The majority also relies on Iowa Supreme Court Attorney Disciplinary Board v. Sporer , imposing a six-month suspension on a lawyer who gave false testimony litigating contempt proceedings over a disputed settlement. 897 N.W.2d 69, 90-91 (Iowa 2017). In imposing the six-month suspension, we concluded Sporer's conduct was most analogous to the conduct in McGinness . Id. We determined that the Board failed to establish that Sporer had engaged in conduct prejudicial to the administration of justice "because the Board has not shown that the hearings associated with the contempt matter would not have occurred but for the ethical violations or that they were materially delayed or extended by Sporer's unfounded testimony." Id. at 87. There is no such failure of proof here-Caghan's misconduct resulted in multiple court hearings and two lawsuits that never should have been filed and cost $123,359 to defend.
"We have said '[d]ishonesty, deceit, and misrepresentation by a lawyer are abhorrent concepts to the legal profession, and can give rise to the full spectrum of sanctions, including revocation.' " Iowa Supreme Ct. Att'y Disciplinary Bd. v. Van Beek , 757 N.W.2d 639, 643 (Iowa 2008) (quoting Iowa Supreme Ct. Att'y Disciplinary Bd. v. Hall , 728 N.W.2d 383, 387 (Iowa 2007) ). "Because honesty is crucial to the judicial process and administration of justice, a misrepresentation by a lawyer 'generally results in a lengthy suspension of the license to practice law.' " Iowa Supreme Ct. Bd. of Prof'l Ethics & Conduct v. Ruth , 656 N.W.2d 93, 100 (Iowa 2002) (quoting Iowa Supreme Ct. Bd. of Prof'l Ethics & Conduct v. Hohenadel , 634 N.W.2d 652, 656 (Iowa 2001) ). We have previously stated,
Fundamental honesty is the base line and mandatory requirement to serve in the legal profession. The whole structure of ethical standards is derived from the *611paramount need for lawyers to be trustworthy. The court system and the public we serve are damaged when our officers play fast and loose with the truth.

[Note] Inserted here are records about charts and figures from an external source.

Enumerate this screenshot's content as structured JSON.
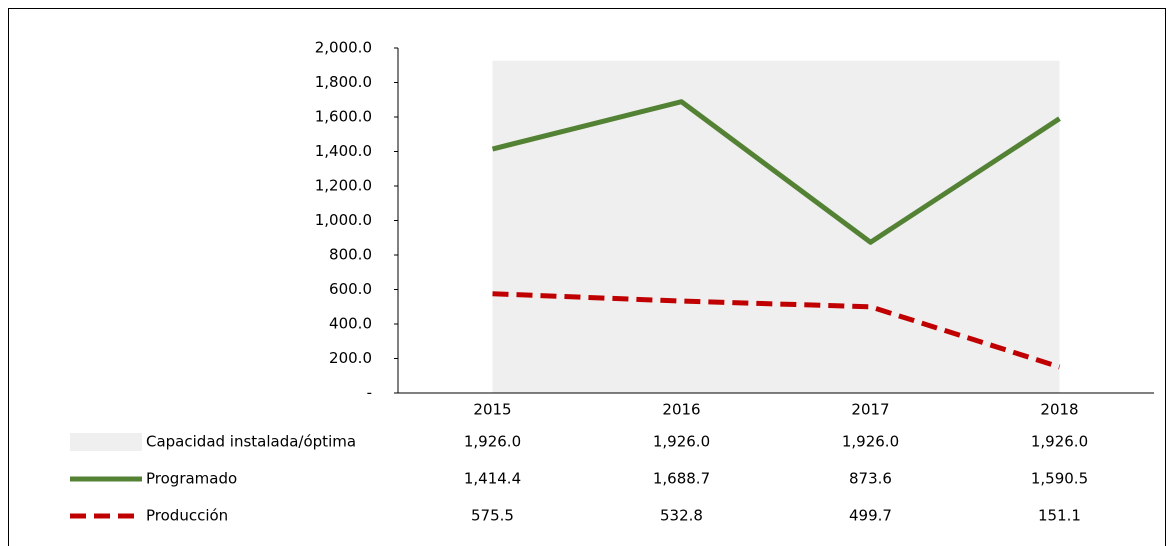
{
  "chart_data": {
    "type": "line",
    "categories": [
      "2015",
      "2016",
      "2017",
      "2018"
    ],
    "series": [
      {
        "name": "Capacidad instalada/óptima",
        "type": "area",
        "color": "#efefef",
        "values": [
          1926.0,
          1926.0,
          1926.0,
          1926.0
        ],
        "value_labels": [
          "1,926.0",
          "1,926.0",
          "1,926.0",
          "1,926.0"
        ]
      },
      {
        "name": "Programado",
        "type": "line",
        "color": "#548235",
        "values": [
          1414.4,
          1688.7,
          873.6,
          1590.5
        ],
        "value_labels": [
          "1,414.4",
          "1,688.7",
          "873.6",
          "1,590.5"
        ]
      },
      {
        "name": "Producción",
        "type": "line",
        "dashed": true,
        "color": "#c00000",
        "values": [
          575.5,
          532.8,
          499.7,
          151.1
        ],
        "value_labels": [
          "575.5",
          "532.8",
          "499.7",
          "151.1"
        ]
      }
    ],
    "ylim": [
      0,
      2000
    ],
    "yticks": [
      {
        "value": 0,
        "label": "-"
      },
      {
        "value": 200,
        "label": "200.0"
      },
      {
        "value": 400,
        "label": "400.0"
      },
      {
        "value": 600,
        "label": "600.0"
      },
      {
        "value": 800,
        "label": "800.0"
      },
      {
        "value": 1000,
        "label": "1,000.0"
      },
      {
        "value": 1200,
        "label": "1,200.0"
      },
      {
        "value": 1400,
        "label": "1,400.0"
      },
      {
        "value": 1600,
        "label": "1,600.0"
      },
      {
        "value": 1800,
        "label": "1,800.0"
      },
      {
        "value": 2000,
        "label": "2,000.0"
      }
    ],
    "data_table": true
  }
}
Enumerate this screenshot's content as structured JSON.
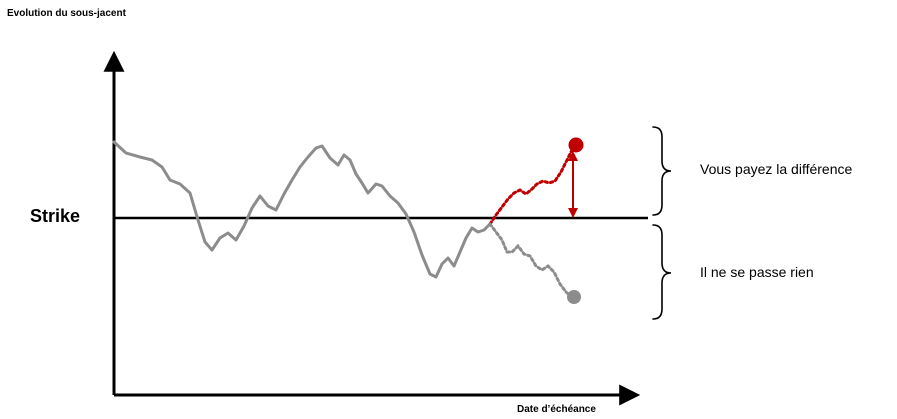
{
  "diagram": {
    "y_axis_label": "Evolution du sous-jacent",
    "x_axis_label": "Date d’échéance",
    "strike_label": "Strike",
    "upper_annotation": "Vous payez la différence",
    "lower_annotation": "Il ne se passe rien"
  },
  "colors": {
    "historical_path": "#8c8c8c",
    "up_scenario": "#c00000",
    "down_scenario": "#8c8c8c",
    "difference_arrow": "#c00000",
    "axes": "#000000",
    "strike_line": "#000000"
  }
}
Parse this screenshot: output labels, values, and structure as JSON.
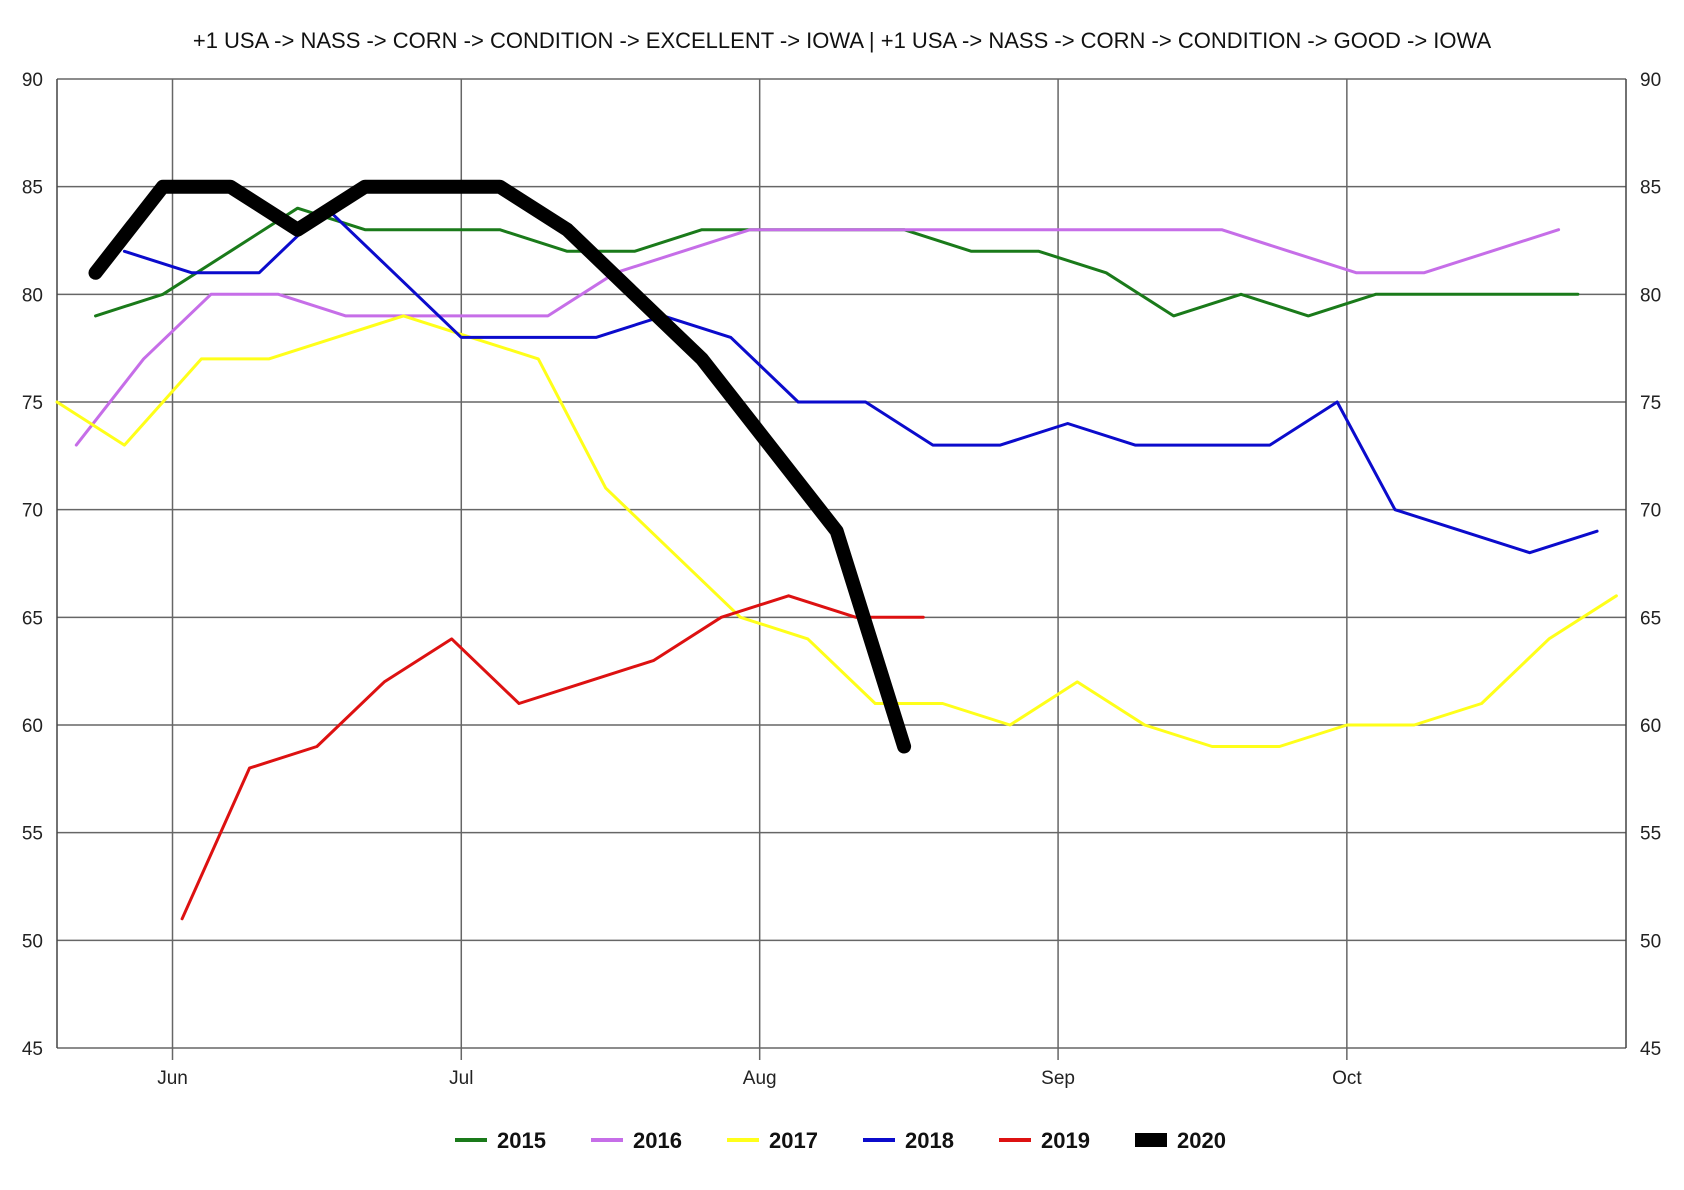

Hohenadel , 634 N.W.2d at 656 (quoting Comm. on Prof'l Ethics & Conduct v. Bauerle , 460 N.W.2d 452, 453 (Iowa 1990) ).
Our cases provide ample support for at least a one-year suspension for false court filings. See, e.g. , Iowa Supreme Ct. Att'y Disciplinary Bd. v. Barry , 908 N.W.2d 217, 234-35 (Iowa 2018) (imposing one-year suspension on attorney who repeatedly lied about the status of a dissolution action he never filed and who falsified a dissolution decree and judge's signature); Iowa Supreme Ct. Att'y Disciplinary Bd. v. Kallsen , 814 N.W.2d 233, 238-40 (Iowa 2012) (imposing one-year suspension on an attorney who notarized and filed a forged guilty plea agreement without informing his client beforehand); Iowa Supreme Ct. Att'y Disciplinary Bd. v. Cunningham , 812 N.W.2d 541, 554 (Iowa 2012) (imposing eighteen-month suspension on attorney who knowingly violated a discovery order, neglected client matters, and made misrepresentations to clients and officers of the court); Iowa Supreme Ct. Att'y Disciplinary Bd. v. Rickabaugh , 728 N.W.2d 375, 381-82 (Iowa 2007) (revoking an attorney's license for fabricating documents, forging signatures, making misrepresentations, neglecting cases, accepting fees prematurely, practicing while suspended, and for otherwise "demonstrat[ing] a blatant disregard for his duty as an attorney to be honest and truthful").
For these reasons, I am unable to join the majority's opinion.
Christensen and McDonald, JJ., join this concurrence in part and dissent in part.